Next Article in Journal
Trends in Nutrition-Related Risk Factors Identified Post-Operatively in Patients Treated for a Lower-Extremity Injury
Previous Article in Journal
Pulse Proteins and Their Hydrolysates: A Comprehensive Review of Their Beneficial Effects on Metabolic Syndrome and the Gut Microbiome
 
 
Article
Peer-Review Record

Mediterranean Diet Influence on SARS-CoV-2 Vaccine Adverse Reaction: Friend or Foe?

Nutrients 2024, 16(12), 1846; https://doi.org/10.3390/nu16121846
by Paola Gualtieri 1,†, Giulia Frank 2,3,†, Rossella Cianci 4,5,*, Antonella Smeriglio 6, Angela Alibrandi 7, Laura Di Renzo 1,‡ and Domenico Trombetta 6,‡
Reviewer 1: Anonymous
Reviewer 2: Anonymous
Nutrients 2024, 16(12), 1846; https://doi.org/10.3390/nu16121846
Submission received: 23 April 2024 / Revised: 28 May 2024 / Accepted: 11 June 2024 / Published: 12 June 2024
(This article belongs to the Section Nutrition Methodology & Assessment)

Round 1

Reviewer 1 Report

Comments and Suggestions for Authors

This paper deals with an interesting topic, the influence of Mediterranean diet (MedDiet) on COVID and COVID vaccination. The title is “Mediterranean Diet influence on sex-specific SARS-CoV-2 vaccine responses”. Unfortunately, the paper fails to deliver any significant new information.
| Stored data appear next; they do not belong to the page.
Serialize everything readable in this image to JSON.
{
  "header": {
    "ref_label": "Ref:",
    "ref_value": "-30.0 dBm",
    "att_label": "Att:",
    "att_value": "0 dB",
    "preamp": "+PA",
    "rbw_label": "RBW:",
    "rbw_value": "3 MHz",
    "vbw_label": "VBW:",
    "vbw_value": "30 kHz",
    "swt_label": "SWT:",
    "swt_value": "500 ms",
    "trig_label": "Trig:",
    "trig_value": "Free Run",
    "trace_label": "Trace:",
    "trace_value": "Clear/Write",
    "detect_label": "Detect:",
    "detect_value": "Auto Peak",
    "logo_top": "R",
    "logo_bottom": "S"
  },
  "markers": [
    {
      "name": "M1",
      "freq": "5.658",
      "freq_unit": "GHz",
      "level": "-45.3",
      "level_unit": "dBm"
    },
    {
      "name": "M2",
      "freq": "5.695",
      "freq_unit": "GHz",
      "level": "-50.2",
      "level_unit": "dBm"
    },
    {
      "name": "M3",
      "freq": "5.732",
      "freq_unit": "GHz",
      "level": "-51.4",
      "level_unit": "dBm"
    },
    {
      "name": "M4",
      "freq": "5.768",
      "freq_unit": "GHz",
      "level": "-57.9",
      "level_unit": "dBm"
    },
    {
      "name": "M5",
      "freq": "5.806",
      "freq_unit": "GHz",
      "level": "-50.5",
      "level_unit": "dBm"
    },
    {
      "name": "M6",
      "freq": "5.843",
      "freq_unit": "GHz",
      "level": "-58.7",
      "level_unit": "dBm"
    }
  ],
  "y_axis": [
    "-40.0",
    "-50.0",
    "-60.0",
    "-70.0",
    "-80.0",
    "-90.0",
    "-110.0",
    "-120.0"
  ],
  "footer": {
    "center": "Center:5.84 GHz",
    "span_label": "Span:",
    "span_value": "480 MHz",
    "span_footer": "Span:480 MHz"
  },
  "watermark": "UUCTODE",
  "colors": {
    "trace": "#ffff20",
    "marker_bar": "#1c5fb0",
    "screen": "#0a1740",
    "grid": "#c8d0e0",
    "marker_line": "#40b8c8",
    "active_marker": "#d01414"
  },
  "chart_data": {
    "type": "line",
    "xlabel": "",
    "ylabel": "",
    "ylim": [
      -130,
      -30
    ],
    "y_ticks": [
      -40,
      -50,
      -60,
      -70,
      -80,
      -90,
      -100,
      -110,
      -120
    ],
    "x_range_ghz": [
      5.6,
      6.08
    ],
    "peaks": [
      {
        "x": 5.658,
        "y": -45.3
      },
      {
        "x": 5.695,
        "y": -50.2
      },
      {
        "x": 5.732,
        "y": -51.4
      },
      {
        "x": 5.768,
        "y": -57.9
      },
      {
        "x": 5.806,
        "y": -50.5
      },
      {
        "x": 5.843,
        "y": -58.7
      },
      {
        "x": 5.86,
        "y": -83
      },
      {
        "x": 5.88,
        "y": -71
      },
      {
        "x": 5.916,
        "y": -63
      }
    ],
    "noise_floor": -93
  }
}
The mitigating effect of MedDiet on the severity of COVID symptoms was reported early on during the pandemic and has been confirmed in a large number of studies. In fact, the present paper in its Introduction and Discussion provides a good review of the topic.

This study is retrospective and uses a questionnaire on dietary habits and symptoms of COVID, and side effects after COVID vaccination. The study recruited by internet 553 women and 223 men, who answered questions by internet. This methodology is not adequate. The recruitment did not result in a representative sample of population. A retrospective survey is not suitable for recording of symptoms associated with COVID or vaccination. As for MedDiet, the survey may yield useful results, but that is not the point in the present study.

The findings of the MedDiet survey are shown in Table and Figures, which are redundant to each other and occupy most of the space in Results. In contrast, the results on the effect of MedDiet on COVID symptoms are presented in two short paragraphs and those on COVID vaccination is just one paragraph. This is totally disproportionate. The authors’ findings confirm that MedDiet is associated with decreased symptoms of COVID, but this is not a new finding.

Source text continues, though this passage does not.